ACMG Mountain Conditions Summary for the Rockies and Columbia Mountains. September 8, 2022.
The drought continues, at least for a few more days. Rugged conditions on any sort of objective involving snow or ice continues to be the theme.
WEATHER
Forecasts are not entirely in agreement, but there may be a change in the weather pattern coming, especially to the south.
Weather models in all areas except north of a line running from the Adamants to the Columbia Icefields show a blip of precipitation overnight Monday/Tuesday, although this is not noted in text forecasts right now. In Kananaskis and the Columbia Mountains south of Rogers Pass, showery weather may continue for the remainder of next week.
Temperatures have dropped and look to remain more seasonal for the next while. We have finally been recording some overnight freezes at higher elevations.
CONDITIONS
Although temperatures have moderated, dry conditions prevail for now. This may change over the week in some areas.
Rock climbs, scrambles, and hiking trails at all elevations are in good condition. Colder temperatures will become an issue for some rock climbs, especially those at higher elevations or in the shade.
Glacier travel on lower angled terrain is predominantly on ice. However, where there is snow left on the glaciers it is well-settled and travel is good, if you can get on to the glacier safely. For example, the Bugaboo-Snowpatch Col is a mess of dirt and boulders right now and not recommended. Crevasse bridges are generally strong (except at the firn line where the snowpack is thin).
Many routes involving steep snow and ice are not viable, with few safe or easy options available. Faces that were traditionally ice are now mostly rock, with the remaining remnants of ice being dirty and spewing rocks. An exception seems to be a few of the deeper couloirs, where the big winter snowpack and the cool start to the summer have enabled a few routes to retain snow coverage. Getting information on any snow/ice objective beforehand is essential to having a safe and successful outing.
Longer nights and cooler overall temperatures seem to be in store for us, so with some cautious investigation and cold overnight temperatures the few snow and ice routes remaining may be feasible.
HAZARDS
In my mind there are two main hazards to consider at the moment.
The first is the longer and colder nights as we move into fall. Getting caught out overnight in the dark at this time of year will be, at the least, long and uncomfortable. It could be much worse than that if you do not have proper clothing and/or if the weather takes a turn for the worse.

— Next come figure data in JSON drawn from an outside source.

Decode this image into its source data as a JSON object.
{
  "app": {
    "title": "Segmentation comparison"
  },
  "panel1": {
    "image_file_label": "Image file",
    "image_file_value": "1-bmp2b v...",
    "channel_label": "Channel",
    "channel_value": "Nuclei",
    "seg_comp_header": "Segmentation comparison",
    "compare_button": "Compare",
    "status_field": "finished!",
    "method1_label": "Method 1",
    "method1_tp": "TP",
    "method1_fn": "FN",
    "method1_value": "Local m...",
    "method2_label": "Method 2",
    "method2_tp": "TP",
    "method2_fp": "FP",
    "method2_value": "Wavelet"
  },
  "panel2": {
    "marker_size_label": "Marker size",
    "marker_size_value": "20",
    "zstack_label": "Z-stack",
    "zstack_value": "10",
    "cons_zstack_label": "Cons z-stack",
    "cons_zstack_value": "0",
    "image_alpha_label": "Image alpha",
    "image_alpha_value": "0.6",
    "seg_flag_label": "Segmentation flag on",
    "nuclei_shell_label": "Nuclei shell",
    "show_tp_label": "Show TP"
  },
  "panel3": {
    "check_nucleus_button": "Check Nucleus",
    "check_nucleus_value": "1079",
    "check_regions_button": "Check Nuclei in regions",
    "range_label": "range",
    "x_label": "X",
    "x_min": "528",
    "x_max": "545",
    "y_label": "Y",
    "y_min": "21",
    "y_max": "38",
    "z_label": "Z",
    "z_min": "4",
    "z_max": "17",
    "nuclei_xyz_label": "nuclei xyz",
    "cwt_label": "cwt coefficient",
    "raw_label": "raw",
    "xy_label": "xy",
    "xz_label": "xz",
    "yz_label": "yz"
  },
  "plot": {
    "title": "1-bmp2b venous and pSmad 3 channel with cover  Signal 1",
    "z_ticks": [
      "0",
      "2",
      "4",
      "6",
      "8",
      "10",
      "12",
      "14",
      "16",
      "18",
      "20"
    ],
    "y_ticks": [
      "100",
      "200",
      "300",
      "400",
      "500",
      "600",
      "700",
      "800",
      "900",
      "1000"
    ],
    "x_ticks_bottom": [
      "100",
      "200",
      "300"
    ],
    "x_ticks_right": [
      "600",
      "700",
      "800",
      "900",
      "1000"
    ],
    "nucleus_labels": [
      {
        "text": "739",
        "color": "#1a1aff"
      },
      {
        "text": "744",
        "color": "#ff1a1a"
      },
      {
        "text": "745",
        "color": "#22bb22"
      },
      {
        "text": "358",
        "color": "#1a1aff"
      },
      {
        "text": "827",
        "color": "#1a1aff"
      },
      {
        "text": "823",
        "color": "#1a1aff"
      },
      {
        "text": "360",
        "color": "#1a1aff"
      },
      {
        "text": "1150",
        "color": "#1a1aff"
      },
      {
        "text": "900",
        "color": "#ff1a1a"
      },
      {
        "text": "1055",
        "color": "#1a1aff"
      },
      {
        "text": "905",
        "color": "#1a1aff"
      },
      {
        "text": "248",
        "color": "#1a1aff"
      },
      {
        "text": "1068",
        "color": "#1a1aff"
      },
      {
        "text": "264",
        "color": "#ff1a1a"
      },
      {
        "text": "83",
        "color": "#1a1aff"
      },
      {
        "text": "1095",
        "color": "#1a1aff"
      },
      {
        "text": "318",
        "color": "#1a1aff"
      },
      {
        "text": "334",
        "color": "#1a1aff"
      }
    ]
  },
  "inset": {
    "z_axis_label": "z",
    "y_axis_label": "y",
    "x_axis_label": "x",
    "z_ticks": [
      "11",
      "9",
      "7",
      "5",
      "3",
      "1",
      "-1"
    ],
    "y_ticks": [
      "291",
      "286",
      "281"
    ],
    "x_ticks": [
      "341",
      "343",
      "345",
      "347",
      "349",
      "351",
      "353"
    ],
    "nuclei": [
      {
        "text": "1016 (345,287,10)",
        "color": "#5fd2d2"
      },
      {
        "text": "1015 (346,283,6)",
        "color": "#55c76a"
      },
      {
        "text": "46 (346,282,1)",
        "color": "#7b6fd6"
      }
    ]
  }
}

Secondly is rockfall, especially in places that historically have not had much of a problem. On my ascent of the ramp route on Athabasca last week I was surprised at the amount of rockfall potential beneath the Silverhorn. Rocks that have not been exposed for literally thousands of years are precariously perched on terrain that in the past was more of a concern for snow avalanches. Other parties, wind, and warm temperatures may all be a trigger for rockfall.
Finally, another thing to consider is the wildfire hazard with several large fires burning in BC and Jasper.
OBJECTIVES
Of note, Jasper National Park is asking visitors to stay away from the Jasper Valley. The Chetamon fire has burned through the power line and the town has been without reliable power for a few days now. There is no end in sight to getting this fire under control.
For this week I am considering:
- Scrambles, hikes, and lower elevation rock climbs
- Easier/sunny alpine rock
- Straightforward glacier travel with minimal overhead hazard
I am avoiding:
- Ice faces (or what were once ice faces)
- Complex glaciers
Enjoy the cool autumn weather. With a bit of anticipation and planning there are plenty of objectives to choose from.